Ukraine says mass grave found near recaptured city Izium

Reuters

Ukrainian authorities found a mass grave of more than 440 bodies in the northeastern town of Izium that was recaptured from Russian forces days ago.

Thousands of Russian troops fled Izium last weekend after occupying the city and using it as a logistics hub in the Kharkiv region. They left behind large amounts of ammunition and equipment. 

"I can say it is one of the largest burial sites in a big town in liberated (areas)... 440 bodies were buried in one place," Serhiy Bolvinov, the chief police investigator for Kharkiv region, told Sky News. "Some died because of artillery fire ... some died because of air strikes."

Reuters could not immediately verify the Ukrainian claim and there was no immediate public comment from Russia on the allegation.

President Volodymyr Zelenskiy, who had paid a surprise visit to Izium on Wednesday to greet Ukrainian troops, put the blame on Russia and likened the discovery to what happened in Bucha, on the outskirts of the capital Kyiv in the early stages of the late February invasion by Russian forces.

Ukraine and its Western allies have accused Russian forces of perpetrating war crimes there. Tens of thousands of civilians were likely killed in a separate Russian assault on the southern port of Mariupol, Ukrainian officials said in April.

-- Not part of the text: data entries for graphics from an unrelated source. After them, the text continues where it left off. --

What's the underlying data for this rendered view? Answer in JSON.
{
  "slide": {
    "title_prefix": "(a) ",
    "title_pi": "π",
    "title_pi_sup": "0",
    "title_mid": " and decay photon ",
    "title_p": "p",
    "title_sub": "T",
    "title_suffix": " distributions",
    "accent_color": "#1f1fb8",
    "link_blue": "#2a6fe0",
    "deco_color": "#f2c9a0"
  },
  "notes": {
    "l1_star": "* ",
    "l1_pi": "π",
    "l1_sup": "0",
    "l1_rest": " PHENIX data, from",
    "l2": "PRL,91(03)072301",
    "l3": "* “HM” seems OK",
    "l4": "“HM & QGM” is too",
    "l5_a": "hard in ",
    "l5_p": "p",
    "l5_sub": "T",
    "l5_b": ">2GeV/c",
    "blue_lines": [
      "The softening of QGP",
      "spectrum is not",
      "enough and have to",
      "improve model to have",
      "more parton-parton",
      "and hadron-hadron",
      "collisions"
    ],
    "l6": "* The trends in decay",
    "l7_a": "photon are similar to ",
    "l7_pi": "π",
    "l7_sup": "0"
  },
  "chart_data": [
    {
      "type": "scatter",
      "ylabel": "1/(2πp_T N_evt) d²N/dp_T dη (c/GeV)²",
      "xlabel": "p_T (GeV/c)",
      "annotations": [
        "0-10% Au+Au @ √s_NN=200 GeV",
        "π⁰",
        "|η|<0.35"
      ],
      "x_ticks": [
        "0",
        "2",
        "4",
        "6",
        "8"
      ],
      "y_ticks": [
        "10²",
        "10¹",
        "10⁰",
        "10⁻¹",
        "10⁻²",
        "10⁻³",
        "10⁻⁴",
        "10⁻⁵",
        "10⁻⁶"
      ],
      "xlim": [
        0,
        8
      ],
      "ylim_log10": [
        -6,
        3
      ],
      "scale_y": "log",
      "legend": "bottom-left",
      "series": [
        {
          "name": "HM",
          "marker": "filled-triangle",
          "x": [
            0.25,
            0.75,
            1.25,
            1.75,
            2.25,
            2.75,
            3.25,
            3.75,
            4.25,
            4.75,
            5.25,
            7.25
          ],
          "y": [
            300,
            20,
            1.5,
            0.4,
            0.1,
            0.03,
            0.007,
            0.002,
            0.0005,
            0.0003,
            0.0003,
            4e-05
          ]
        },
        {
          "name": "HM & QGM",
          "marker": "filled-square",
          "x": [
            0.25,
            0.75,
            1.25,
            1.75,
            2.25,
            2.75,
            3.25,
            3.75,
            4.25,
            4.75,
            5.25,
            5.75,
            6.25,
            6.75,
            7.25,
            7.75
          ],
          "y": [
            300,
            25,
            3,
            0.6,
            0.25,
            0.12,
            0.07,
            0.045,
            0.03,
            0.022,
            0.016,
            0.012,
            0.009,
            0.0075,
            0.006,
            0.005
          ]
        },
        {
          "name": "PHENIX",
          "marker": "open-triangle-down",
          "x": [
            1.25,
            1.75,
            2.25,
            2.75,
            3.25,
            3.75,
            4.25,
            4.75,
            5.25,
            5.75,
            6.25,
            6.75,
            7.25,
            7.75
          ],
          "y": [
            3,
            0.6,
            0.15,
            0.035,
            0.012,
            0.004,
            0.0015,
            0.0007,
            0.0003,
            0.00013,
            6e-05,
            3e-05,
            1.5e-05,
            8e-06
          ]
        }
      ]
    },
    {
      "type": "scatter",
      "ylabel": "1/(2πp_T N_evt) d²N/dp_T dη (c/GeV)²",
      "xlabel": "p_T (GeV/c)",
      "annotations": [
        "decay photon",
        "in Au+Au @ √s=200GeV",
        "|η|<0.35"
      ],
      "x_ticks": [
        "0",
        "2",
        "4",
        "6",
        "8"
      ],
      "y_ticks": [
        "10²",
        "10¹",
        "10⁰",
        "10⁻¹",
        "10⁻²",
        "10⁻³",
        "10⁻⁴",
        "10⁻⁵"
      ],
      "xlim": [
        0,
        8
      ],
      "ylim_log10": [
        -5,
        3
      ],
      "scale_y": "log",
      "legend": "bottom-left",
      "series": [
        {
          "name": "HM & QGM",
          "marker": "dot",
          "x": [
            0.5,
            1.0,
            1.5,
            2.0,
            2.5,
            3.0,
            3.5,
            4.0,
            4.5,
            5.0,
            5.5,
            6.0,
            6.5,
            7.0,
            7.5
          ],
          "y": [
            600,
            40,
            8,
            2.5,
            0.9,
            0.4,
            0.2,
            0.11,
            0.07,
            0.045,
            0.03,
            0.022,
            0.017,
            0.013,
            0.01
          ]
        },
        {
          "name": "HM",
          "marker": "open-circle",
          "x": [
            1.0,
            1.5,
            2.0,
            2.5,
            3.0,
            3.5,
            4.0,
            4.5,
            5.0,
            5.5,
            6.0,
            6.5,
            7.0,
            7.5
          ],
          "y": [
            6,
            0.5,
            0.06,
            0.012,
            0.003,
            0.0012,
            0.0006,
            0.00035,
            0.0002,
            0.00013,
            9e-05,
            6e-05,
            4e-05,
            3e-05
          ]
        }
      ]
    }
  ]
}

"Russia is leaving death behind it everywhere and must be held responsible," Zelenskiy said in a video address late on Thursday.

Russia has denied targeting civilians or committing war crimes.

FORTIFYING

After a week of rapid Ukrainian gains in the northeast, Ukrainian officials said Russian forces were fortifying defences and it would be hard to maintain the pace of the advance.

Russian President Vladimir Putin has yet to comment publicly on the setback suffered by his forces this month. Ukrainian officials say 9,000 sq km has been retaken, territory about the size of the island of Cyprus.

Footage shot by Reuters on Thursday in the eastern town of Kupiansk, which Ukrainian forces recaptured last week, showed many buildings had been damaged or burned out.

The speed of the advance has lifted hopes of further gains before the winter sets in.

But Serhiy Gaidai, governor of Ukraine's eastern Luhansk region, said it would still be a tough fight to wrest control of his region back from Russia, which recognises it as an independent state controlled by separatists.

There was no let-up either in Russia's daily missile strikes on Thursday, a day after it fired cruise missiles at a reservoir dam near Kryvyi Rih, Zelenskiy's hometown in central Ukraine.

Authorities in Kryvyi Rih are working to repair the damage and as a result water levels are receding, said Kyrylo Tymoshenko, deputy head of the presidential administration.

Ukrainian forces repelled three Russian attacks north of the city of Donetsk, the armed forces' general staff said in a Facebook post.

Russian forces had launched attacks on several settlements on the Kharkiv frontline in the past 24 hours, the General Staff of Ukraine's Armed Forces said.

Reuters was not able to verify battlefield reports.